Abstract

One of the most prominent themes of recent political philosophy, at least in the English-speaking world, has been the challenge which the cultural and moral diversity of modern Western societies poses for traditional liberal theories of justice. Given that these theories, in their classical formulations, either ignored the issue of social heterogeneity, or operated on the tacit assumption that the societies to which they would be applied were essentially homogeneous, what changes should a new appreciation of diversity impose upon both the content and the pattern of justification of theories of justice? Philosophers have been far from unanimous in their answers to this basic question. Some, like Will Kymlicka, have argued that recognizably liberal, autonomy-based justificatory arguments should lead us to change our view of liberalism's content, in that it should now incorporate collective rights to the traditional repertoire of individual rights. Others, like Iris Young, have argued that a real recognition of “difference” should lead to the wholesale abandonment of the liberal framework.

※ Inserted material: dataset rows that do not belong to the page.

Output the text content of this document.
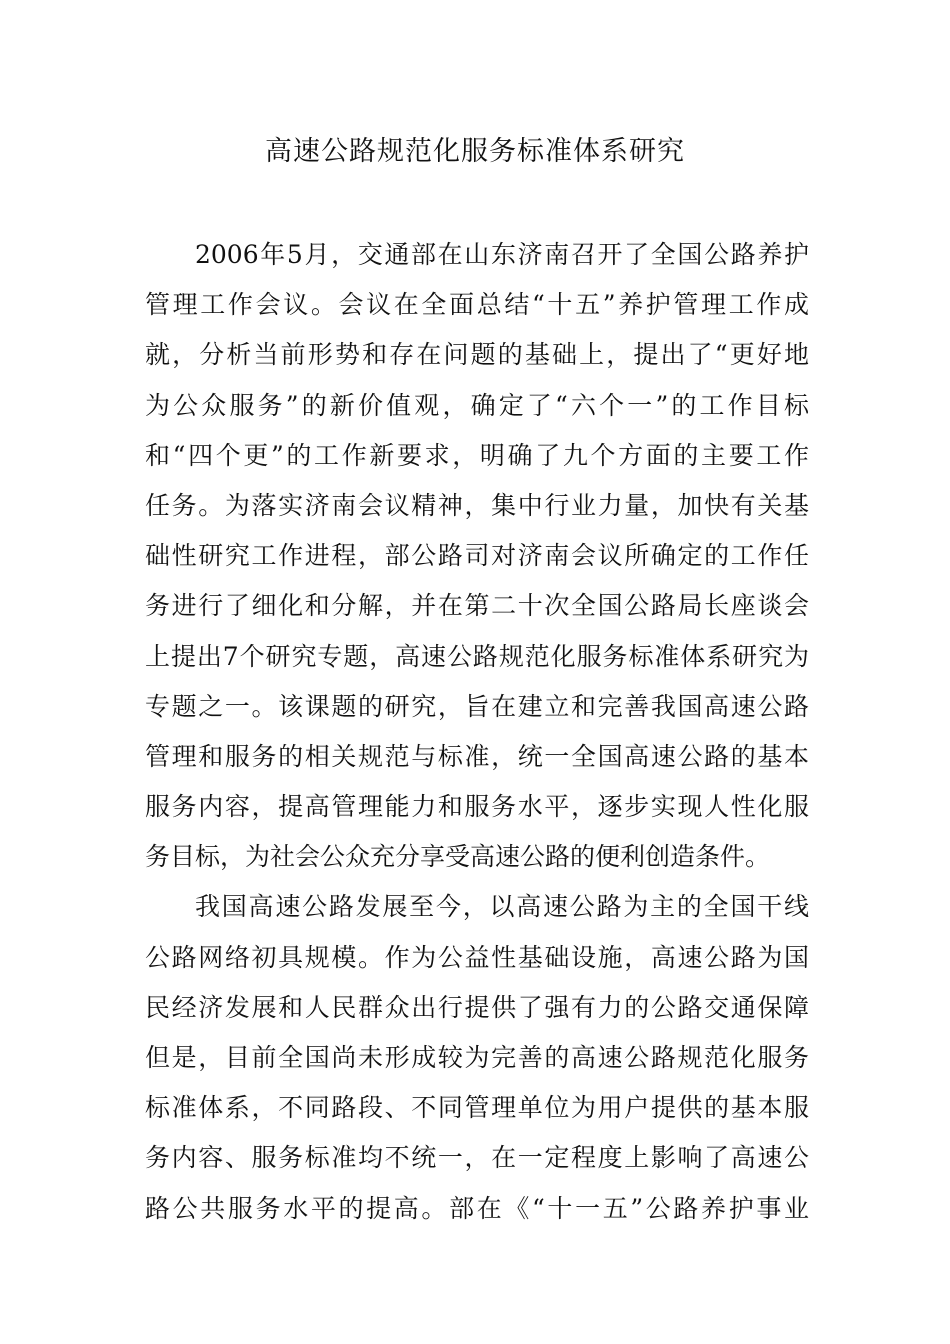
高速公路规范化服务标准体系研究
2006年5月，交通部在山东济南召开了全国公路养护
管理工作会议。会议在全面总结“十五”养护管理工作成
就，分析当前形势和存在问题的基础上，提出了“更好地
为公众服务”的新价值观，确定了“六个一”的工作目标
和“四个更”的工作新要求，明确了九个方面的主要工作
任务。为落实济南会议精神，集中行业力量，加快有关基
础性研究工作进程，部公路司对济南会议所确定的工作任
务进行了细化和分解，并在第二十次全国公路局长座谈会
上提出7个研究专题，高速公路规范化服务标准体系研究为
专题之一。该课题的研究，旨在建立和完善我国高速公路
管理和服务的相关规范与标准，统一全国高速公路的基本
服务内容，提高管理能力和服务水平，逐步实现人性化服
务目标，为社会公众充分享受高速公路的便利创造条件。
我国高速公路发展至今，以高速公路为主的全国干线
公路网络初具规模。作为公益性基础设施，高速公路为国
民经济发展和人民群众出行提供了强有力的公路交通保障
但是，目前全国尚未形成较为完善的高速公路规范化服务
标准体系，不同路段、不同管理单位为用户提供的基本服
务内容、服务标准均不统一，在一定程度上影响了高速公
路公共服务水平的提高。部在《“十一五”公路养护事业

Still others have argued that it is the manner in which liberalism goes about justifying normative principles that ought to be rethought, given the “fact of pluralism.” The disagreements on moral and political issues which are constitutive of modern societies have led some to argue that we can no longer hope to justify substantive principles deductively on the basis of general moral propositions taken as axiomatic. Authors who follow this line have argued that, in order not to tread on the moral or cultural toes of a diverse citizenry, liberal justification must ultimately reduce to the outcome of certain deliberative procedures. In radically plural societies, justified norms of social interactions are those to which people in conversation with one another would agree.